Reuters reports that law student Sandra Fluke is entitled to sue Rush Limbaugh because of the ugly remarks that the talk show host has made during his radio programme. Although she hasn’t decided yet what she plans to do next, Fluke was pleased by the legal experts’ answer.
Rush Limbaugh used strong words against Sandra Fluke during his radio show last week. He called her a “slut” and a “prostitute”; therefore, liberal activists demanded that he was sued for his behavior. Limbaugh apologized for the ugly remarks he had made, but the law student declared that his regrets were not enough to make up for the damages he had caused.
Liberal activists were among the first to encourage Fluke to file lawsuit against Limbaugh for slander. Rep. Carolyn Maloney, D-New York held a speech at the New York Law School during which she told the audience that Fluke has all the rights to file lawsuit for slender even though she is not a public figure. Based on her declarations, a person is entitled to sue someone who made a false statement if the respective statement was made public, thus causing injuries to the victim.

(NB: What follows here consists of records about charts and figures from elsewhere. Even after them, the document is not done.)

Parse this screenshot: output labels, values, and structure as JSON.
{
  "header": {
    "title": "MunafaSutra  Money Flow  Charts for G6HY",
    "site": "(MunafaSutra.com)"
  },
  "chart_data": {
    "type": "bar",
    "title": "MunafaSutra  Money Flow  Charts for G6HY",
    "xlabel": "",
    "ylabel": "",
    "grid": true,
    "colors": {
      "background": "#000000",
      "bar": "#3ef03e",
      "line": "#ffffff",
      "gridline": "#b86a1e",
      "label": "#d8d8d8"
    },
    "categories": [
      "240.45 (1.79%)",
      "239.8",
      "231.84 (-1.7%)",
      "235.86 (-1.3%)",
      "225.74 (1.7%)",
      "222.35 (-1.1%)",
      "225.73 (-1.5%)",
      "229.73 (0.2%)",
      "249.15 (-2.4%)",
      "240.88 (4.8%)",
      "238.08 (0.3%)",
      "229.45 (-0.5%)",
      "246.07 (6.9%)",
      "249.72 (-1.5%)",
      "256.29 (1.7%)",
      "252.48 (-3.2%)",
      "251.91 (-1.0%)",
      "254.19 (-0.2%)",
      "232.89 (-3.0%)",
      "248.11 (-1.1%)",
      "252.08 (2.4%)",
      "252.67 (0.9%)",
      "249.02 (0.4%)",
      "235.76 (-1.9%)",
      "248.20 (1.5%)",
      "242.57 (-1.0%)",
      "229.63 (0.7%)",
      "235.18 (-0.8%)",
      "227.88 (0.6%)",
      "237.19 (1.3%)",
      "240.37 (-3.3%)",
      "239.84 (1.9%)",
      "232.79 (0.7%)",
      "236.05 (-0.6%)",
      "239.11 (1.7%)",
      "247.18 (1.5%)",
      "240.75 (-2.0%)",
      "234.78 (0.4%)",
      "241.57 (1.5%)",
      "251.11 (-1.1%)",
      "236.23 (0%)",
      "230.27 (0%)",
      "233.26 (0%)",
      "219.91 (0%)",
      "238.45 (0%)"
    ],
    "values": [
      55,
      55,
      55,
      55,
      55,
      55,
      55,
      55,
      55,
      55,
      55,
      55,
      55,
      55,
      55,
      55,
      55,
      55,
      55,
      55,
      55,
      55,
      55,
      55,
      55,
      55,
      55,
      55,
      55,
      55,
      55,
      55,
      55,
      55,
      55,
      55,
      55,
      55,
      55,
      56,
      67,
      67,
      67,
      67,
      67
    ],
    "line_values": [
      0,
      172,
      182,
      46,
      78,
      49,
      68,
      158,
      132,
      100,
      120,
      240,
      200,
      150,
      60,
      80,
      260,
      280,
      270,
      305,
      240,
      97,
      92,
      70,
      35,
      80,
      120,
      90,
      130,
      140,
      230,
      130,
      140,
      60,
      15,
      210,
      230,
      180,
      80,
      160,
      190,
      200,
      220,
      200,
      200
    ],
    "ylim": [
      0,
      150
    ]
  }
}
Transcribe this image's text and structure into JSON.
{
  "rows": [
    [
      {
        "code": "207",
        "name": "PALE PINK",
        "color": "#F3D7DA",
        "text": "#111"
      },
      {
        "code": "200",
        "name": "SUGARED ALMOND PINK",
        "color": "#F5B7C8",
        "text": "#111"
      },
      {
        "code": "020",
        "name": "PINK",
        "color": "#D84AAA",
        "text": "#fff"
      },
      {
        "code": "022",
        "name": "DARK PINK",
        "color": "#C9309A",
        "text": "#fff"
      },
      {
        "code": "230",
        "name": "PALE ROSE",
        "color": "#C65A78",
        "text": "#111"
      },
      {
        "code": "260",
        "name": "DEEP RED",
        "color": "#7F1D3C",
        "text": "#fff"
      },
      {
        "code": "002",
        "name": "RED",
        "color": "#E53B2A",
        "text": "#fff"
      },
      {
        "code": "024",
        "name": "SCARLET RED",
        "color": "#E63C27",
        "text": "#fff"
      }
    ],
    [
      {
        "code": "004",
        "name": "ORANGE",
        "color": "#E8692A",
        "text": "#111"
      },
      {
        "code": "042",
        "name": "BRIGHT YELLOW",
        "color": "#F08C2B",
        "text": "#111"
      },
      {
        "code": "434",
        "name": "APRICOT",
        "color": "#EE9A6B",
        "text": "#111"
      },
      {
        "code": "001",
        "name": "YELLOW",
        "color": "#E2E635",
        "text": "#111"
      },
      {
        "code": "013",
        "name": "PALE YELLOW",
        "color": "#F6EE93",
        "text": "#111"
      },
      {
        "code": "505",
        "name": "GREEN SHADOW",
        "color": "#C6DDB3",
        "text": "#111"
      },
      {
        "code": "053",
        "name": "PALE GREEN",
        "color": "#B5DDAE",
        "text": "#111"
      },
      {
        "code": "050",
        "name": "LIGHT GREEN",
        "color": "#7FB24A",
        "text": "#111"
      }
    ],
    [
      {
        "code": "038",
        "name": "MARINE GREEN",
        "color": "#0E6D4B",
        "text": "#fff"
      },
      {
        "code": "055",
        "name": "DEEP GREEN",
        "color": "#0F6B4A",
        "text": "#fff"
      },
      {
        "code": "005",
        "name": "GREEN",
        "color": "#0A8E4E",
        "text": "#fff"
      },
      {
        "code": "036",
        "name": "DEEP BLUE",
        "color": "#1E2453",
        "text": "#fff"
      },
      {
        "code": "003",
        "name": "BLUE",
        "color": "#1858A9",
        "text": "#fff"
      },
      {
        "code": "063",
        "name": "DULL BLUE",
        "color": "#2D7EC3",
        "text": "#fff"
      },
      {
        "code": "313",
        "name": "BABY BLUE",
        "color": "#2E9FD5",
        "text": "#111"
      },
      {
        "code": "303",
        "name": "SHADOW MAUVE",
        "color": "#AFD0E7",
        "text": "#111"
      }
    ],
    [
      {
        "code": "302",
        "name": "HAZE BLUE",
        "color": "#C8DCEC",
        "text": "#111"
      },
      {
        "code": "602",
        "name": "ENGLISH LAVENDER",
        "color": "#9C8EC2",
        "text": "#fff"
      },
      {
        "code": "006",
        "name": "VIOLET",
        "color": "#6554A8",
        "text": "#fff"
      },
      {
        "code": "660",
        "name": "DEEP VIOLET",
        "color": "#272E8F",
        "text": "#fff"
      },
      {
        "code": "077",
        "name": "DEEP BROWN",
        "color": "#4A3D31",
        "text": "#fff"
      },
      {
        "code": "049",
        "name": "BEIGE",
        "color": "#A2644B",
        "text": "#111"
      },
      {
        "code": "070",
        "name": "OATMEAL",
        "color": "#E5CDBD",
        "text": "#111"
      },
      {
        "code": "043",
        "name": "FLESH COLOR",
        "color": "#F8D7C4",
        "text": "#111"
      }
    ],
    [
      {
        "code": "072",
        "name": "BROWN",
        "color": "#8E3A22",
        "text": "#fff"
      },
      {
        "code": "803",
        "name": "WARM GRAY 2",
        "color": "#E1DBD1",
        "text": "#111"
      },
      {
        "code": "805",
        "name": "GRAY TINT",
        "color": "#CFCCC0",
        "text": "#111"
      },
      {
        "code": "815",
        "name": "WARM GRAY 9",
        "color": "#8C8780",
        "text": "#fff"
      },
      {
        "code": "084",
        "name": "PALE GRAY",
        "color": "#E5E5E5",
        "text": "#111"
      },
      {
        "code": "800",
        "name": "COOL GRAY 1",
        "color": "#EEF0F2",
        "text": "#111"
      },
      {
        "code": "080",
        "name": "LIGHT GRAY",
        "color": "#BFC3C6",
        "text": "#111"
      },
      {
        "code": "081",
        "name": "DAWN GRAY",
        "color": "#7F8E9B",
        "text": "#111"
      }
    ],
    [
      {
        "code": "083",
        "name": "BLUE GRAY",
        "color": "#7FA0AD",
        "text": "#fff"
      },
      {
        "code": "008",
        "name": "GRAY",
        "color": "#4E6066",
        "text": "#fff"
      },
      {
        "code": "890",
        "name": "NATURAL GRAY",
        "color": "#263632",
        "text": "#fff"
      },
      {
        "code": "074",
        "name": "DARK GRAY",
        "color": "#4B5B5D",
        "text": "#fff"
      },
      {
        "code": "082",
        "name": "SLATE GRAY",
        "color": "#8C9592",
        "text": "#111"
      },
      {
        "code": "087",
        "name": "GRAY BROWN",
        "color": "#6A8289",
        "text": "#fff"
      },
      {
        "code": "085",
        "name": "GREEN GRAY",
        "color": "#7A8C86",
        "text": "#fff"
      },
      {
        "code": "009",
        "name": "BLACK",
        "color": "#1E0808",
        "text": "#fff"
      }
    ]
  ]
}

Maloney also declared that Fluke’s case might be easier to solve because she is not a public person and she doesn’t have to prove ‘actual malice’ meaning that the statement was intentionally made to ruin someone’s reputation. In addition, Limbaugh’s remarks were made on air, so Fluke can easily win the case because the hurtful comments were heard by millions of listeners. Rush may use various excuses, such as, the fact that he was joking, but this will not help him win the case.
Limbaugh’s comments might involve other people in the trial, as well. The attorney told the press that the company syndicating Rush’s radio show might also be held responsible for “publishing” the comments.
Sandra Fluke hasn’t communicated her final intentions, yet. She told the press that she didn’t feel compensated by the official apologies that the talk show host has made. Judges, however, will take his apologies into consideration when calculating the damage award.